In 1890, Maunder was a driving force in the foundation of the British Astronomical Association. Although he had been fellow of the Royal Astronomical Society since 1875, Maunder wanted an association of astronomers open to every person interested in astronomy, from every class of society, and especially open for women.

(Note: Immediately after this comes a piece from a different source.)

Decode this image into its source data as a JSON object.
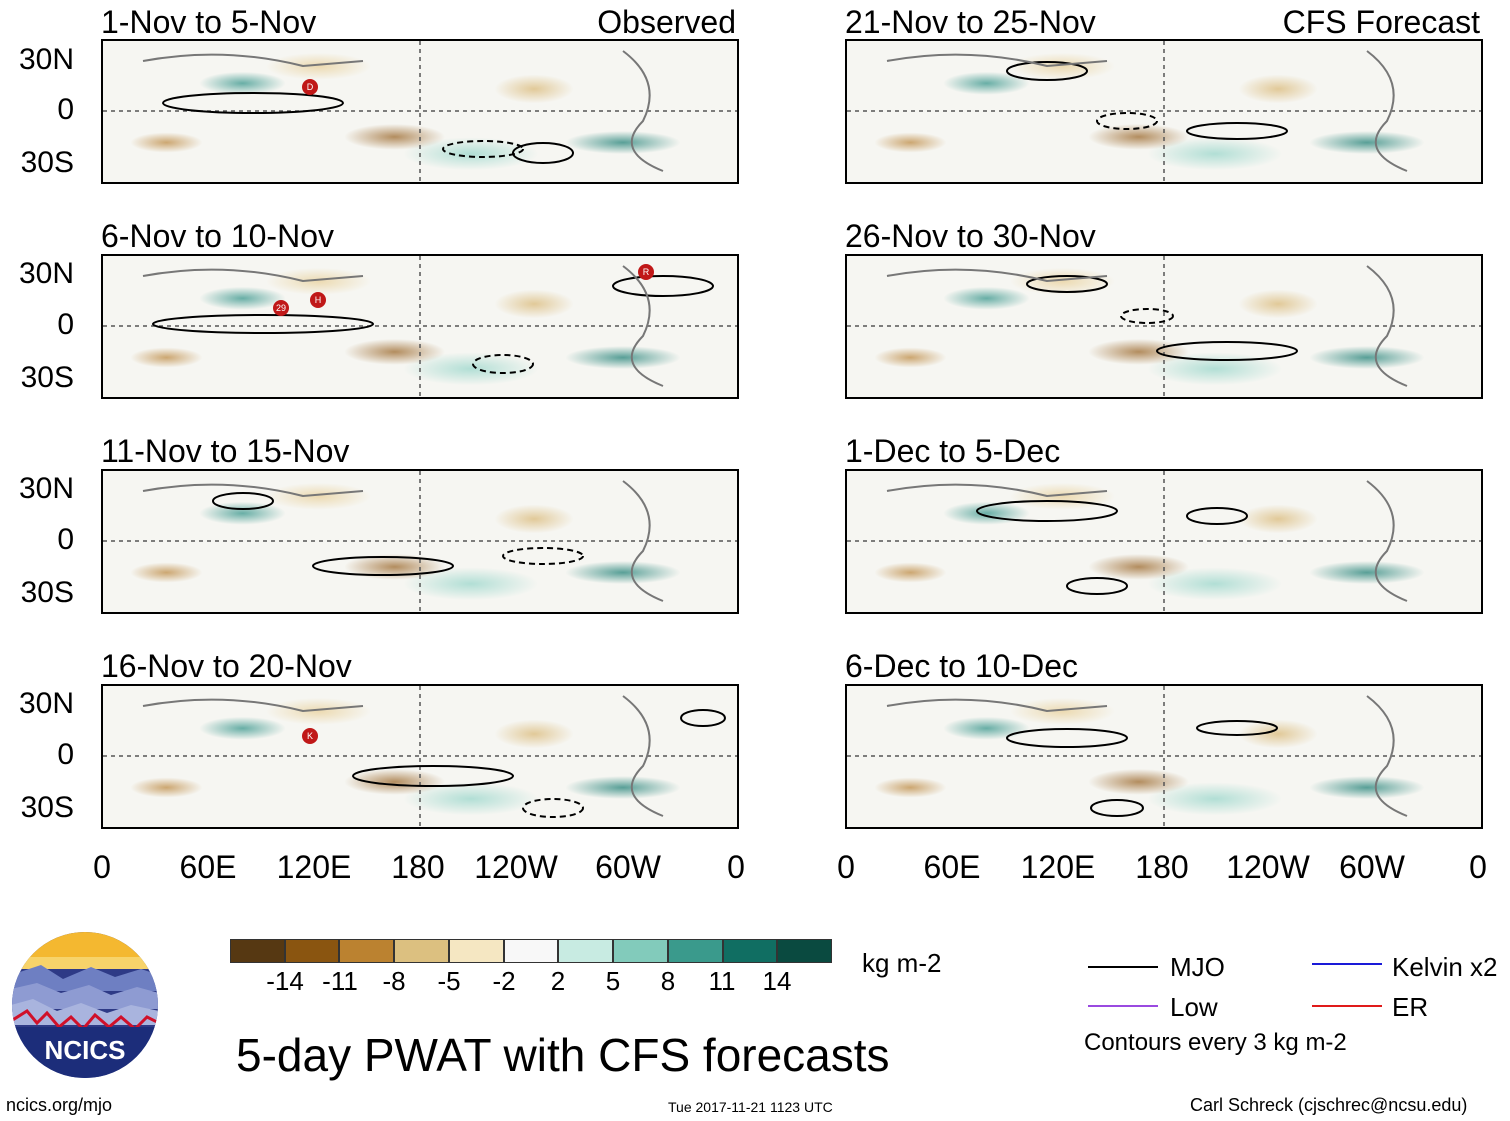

Maunder was the first editor of the Journal of the BAA, an office later taken by his wife Annie Maunder. He was also director of its Mars Section 1892–1893, the Star Colour Section 1900–1901, President 1894-1896 and finally Solar Section director 1910–1925. His older brother, Thomas Frid Maunder (1841–1935), was a co-founder and secretary of the BAA for 38 years.

==Publications==
- Maunder, E. Walter (1899). "The Indian Eclipse, 1898: Report of the Expeditions Organized by the British Astronomical Association ..."
- Maunder, E. Walter (1900). The Royal Observatory, Greenwich—Original publication: London: The Religious Tract Society
- Maunder, E. Walter (1904). "Astronomy without a Telescope"
- Maunder, E. W. (1904). "Note on the Distribution of Sun-Spots in Heliographic Latitude, 1874–1902"
- Maunder, E. (1908). "Astronomy of the Bible: An Elementary Commentary on the Astronomical References of Holy Scripture"
- Maunder, A. and E. (1910). "The Heavens and their Story"
- Maunder, E. Walter (1912). "The Science of the Stars"
- Maunder, E. Walter (1913). "Are the Planets Inhabited?"

== Commemoration ==
In 2022 English Heritage announced that Annie and Walter Maunder would be commemorated with a blue plaque at their former home in Brockley, London, later that year. The Maunders wrote The Heavens and their Story while they were living in Brockley.